Jean Sibelius: Scene with Cranes
Jean Sibelius was born on 8th December 1865 in Hämeenlinna Finland. When he was ten years old, Sibelius was given a violin by his musical uncle, who soon became his musical tutor. Before studying music at university, Sibelius studied at the Imperial Alexander University, Finland. He soon transferred to the Helsinki Music Institute (now aptly named the Sibelius Academy), where he studied composition between 1885-1889. Further to this, Sibelius also studied in Berlin (1889-1890) and in Vienna (18901891), with Albert Becker and Robert Fuchs respectively.
Throughout his compositional career, Sibelius largely focused on orchestral music. His main influences were Anton Bruckner, Richard Wagner and Ludwig van Beethoven. Perhaps most well-known for his symphonies and tone poems, Sibelius is recognised for his unwavering Nationalism, that often translates into his music. Finlandia, a tone poem, is a celebrated work of the composer, with other works such a Kullervo, En saga, Karelia Suite and Tapiola also being popular in concert halls.
In his old age, Sibelius was a supporter of the new generation of composers, such as Einojuhani Rautavaara, Dmitri Shostakovich, Béla Bartók and Richard Strauss.
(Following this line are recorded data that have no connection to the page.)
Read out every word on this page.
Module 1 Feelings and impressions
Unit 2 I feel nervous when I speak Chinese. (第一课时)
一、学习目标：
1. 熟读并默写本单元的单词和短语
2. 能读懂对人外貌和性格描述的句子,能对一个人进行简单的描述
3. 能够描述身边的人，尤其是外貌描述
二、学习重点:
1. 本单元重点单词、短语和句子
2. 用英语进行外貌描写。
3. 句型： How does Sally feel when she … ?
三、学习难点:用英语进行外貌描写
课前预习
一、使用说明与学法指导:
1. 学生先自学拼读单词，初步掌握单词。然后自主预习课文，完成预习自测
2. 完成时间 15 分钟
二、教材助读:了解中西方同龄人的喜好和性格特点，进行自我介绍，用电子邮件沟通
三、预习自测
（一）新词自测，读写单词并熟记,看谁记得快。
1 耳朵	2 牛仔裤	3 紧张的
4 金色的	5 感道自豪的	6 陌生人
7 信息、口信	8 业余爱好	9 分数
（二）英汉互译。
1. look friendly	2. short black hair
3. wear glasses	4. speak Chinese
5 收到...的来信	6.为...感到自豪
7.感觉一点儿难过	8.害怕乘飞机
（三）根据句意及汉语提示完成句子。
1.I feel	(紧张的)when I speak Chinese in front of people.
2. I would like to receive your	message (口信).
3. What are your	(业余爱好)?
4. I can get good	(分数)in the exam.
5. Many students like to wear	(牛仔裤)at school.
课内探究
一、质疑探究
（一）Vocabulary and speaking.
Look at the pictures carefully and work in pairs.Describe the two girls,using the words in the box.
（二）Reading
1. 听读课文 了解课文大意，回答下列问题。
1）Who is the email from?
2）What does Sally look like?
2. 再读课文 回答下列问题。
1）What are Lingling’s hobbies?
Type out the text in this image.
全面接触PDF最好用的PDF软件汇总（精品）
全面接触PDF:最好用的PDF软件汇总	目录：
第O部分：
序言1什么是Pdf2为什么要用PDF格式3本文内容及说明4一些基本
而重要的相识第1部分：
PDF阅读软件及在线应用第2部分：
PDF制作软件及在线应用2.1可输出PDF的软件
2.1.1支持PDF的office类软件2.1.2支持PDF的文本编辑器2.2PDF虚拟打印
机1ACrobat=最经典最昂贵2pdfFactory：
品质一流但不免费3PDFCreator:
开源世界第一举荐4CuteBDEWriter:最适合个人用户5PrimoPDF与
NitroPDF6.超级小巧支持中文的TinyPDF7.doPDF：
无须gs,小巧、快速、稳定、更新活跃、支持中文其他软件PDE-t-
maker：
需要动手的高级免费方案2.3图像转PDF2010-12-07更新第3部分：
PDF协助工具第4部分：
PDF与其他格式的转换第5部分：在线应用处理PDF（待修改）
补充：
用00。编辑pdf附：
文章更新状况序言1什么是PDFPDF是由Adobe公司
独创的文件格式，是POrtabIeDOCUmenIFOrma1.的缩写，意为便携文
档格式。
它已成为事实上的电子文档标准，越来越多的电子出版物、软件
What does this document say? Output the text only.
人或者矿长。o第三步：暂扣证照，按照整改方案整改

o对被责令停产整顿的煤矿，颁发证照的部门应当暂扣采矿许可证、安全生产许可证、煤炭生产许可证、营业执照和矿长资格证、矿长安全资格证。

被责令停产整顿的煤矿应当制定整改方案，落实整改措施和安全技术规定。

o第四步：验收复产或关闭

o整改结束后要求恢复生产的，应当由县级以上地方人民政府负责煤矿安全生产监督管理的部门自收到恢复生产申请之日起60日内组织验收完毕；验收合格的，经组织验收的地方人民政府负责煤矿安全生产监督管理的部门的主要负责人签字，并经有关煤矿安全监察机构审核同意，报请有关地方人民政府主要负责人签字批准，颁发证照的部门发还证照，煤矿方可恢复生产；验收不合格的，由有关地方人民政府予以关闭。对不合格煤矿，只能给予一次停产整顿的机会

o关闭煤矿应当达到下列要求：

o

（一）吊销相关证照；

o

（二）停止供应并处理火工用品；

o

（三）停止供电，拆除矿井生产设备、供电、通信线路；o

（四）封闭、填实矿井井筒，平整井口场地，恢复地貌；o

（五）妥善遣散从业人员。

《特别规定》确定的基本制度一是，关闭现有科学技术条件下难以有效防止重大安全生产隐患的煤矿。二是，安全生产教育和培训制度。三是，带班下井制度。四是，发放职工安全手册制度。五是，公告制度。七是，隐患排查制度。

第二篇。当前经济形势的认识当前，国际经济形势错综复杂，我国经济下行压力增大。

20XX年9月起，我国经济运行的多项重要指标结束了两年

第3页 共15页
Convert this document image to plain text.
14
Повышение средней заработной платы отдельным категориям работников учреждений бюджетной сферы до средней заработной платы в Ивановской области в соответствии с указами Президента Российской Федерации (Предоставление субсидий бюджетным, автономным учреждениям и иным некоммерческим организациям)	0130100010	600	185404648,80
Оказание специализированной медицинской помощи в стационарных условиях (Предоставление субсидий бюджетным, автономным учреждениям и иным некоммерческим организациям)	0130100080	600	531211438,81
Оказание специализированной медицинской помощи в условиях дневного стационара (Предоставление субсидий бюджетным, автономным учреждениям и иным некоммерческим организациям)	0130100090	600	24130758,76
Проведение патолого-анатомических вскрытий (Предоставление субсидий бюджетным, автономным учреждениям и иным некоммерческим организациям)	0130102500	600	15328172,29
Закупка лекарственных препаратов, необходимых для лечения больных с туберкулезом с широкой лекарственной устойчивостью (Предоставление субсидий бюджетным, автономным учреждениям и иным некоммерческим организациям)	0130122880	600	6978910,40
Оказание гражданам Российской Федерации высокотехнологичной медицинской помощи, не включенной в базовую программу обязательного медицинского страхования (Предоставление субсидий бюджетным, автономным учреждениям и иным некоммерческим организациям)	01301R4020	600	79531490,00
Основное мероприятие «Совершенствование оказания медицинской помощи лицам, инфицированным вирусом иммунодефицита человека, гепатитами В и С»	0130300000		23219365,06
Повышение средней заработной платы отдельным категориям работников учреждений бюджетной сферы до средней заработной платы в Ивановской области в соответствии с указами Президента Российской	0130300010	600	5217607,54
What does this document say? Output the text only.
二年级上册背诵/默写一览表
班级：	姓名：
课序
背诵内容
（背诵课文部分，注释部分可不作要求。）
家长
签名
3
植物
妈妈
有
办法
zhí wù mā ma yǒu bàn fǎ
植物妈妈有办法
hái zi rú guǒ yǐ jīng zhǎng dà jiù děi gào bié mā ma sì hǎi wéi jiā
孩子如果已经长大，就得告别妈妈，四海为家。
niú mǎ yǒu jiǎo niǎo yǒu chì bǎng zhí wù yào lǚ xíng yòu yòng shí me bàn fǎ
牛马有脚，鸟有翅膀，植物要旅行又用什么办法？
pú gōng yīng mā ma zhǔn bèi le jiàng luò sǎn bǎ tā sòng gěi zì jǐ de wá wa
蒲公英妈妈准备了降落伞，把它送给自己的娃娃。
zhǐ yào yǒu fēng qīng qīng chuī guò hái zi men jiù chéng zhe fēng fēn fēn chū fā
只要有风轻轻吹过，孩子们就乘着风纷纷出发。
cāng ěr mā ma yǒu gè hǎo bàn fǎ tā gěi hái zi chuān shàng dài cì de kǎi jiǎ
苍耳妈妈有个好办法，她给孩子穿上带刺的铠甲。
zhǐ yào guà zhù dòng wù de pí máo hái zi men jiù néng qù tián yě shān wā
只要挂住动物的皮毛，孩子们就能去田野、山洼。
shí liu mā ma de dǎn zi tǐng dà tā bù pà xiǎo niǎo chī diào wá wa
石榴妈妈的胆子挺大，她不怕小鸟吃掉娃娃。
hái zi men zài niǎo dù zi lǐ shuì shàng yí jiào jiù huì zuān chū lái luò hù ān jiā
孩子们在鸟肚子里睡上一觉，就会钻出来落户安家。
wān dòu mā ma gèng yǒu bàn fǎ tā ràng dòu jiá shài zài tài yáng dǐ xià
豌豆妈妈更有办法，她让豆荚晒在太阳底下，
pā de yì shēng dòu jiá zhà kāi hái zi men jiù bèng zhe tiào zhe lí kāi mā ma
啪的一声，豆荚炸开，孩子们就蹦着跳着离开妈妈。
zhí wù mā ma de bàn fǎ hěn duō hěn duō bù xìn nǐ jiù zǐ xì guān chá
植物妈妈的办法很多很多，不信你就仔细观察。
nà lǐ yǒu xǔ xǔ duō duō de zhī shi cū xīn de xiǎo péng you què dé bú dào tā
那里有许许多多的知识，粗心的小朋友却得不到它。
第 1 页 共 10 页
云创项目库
Two days before his death, it has been recorded that Sibelius:
“Was returning from his customary morning walk. Exhilarated, he told his wife Aino that he had seen a flock of cranes approaching. ‘There they come, the birds of my youth’, he exclaimed. Suddenly, one of the birds broke away from the formation and circled once above Ainola. It then rejoined the flock to continue its journey.”
Kuolema (“Death”) is a set of six works which were used as incidental music for a play by the same name written by Arvid Järnefelt. The first performance was at Helskini’s National Theatre in December, 1903. Although revised under two opus numbers after the premiere, the six original movements were as follows:
Tempo di valse lente – Poco risoluto (Act I)
Moderato (Paavali’s Song – Act II)
Moderator assai – Moderato (Elsa’s Song – Act II)
Andante (The Cranes – Act II)
Moderato (Act III)
Andante ma non tanto (Act III)
In 1904, Sibelius revised No. 1 as Valse Triste, which is now one of his most well-known works. This was premiered in Helsinki on 25th April, 1904. In 1906, Sibelius then revised No. 3 and 4, under the title Scene with Cranes. This was premiered on 14th December, 1906. Although the sister work to Valse Triste, Scene with Cranes has stayed on the outskirts of Sibelius’ repertory.
Scene with Cranes is scored for string orchestra, timpani and a pair of Bb clarinets. Beginning with the first violins, who along with the rest of the string section, are muted, play out a gentle melody. There is a feeling of staticism, which is also enhanced by the aimlessness manner of this melody. There is no centre, or solid origin of the melody, making it just appear like it is floating in thin air. The lower strings enter shortly after with soft accompaniment, and the strings work as a unit to create a very effective and dynamic unit. At times, the orchestra go down to pp in dynamic, making it atmospheric, mysterious and slightly unnerving in places.
The clarinets, who represent the cranes, are actually only heard in eight bars of this work, but these bars are prominent, and usually lead to the next section of the piece. A series of sforzandos are heard, which the clarinets react to with six calls, which represent the cranes calling out.
The second section of the work is started by a trill in the upper strings. This then, after a short pause, leads us back to the watery, atmospheric initial string motif from the beginning of the scene. The way this melody is revisited resets the tone, after the more aggressive call outs from the cranes. The lower strings then take a more prominent role, bringing the dynamic up, leading to a quieter section.
Soloists can then be heard in the cellos, violas and violins, which develop the main melodic theme. There is some sense of relief here, which makes the resolution of this work even more breathtaking. Scene With Cranes finishes with the strings slowly dying away after the small exchanges of solo lines. At this point, the timpanist also enters, for the two bars they are in, with a very soft ppp roll.
Although they are silent for a large part of this work, the clarinets are there to represent the cranes – the main piece in this musical puzzle. In mythology cranes are seen as symbolising freedom and eternal youth. It could then in fact be reasonably suggested that the cranes in this work represent the freedom that death can offer. Sibelius uses the clarinets not only to line them up with mythology, but also to highlight the music moving onto new sections after they have played. Certainly some food for thought!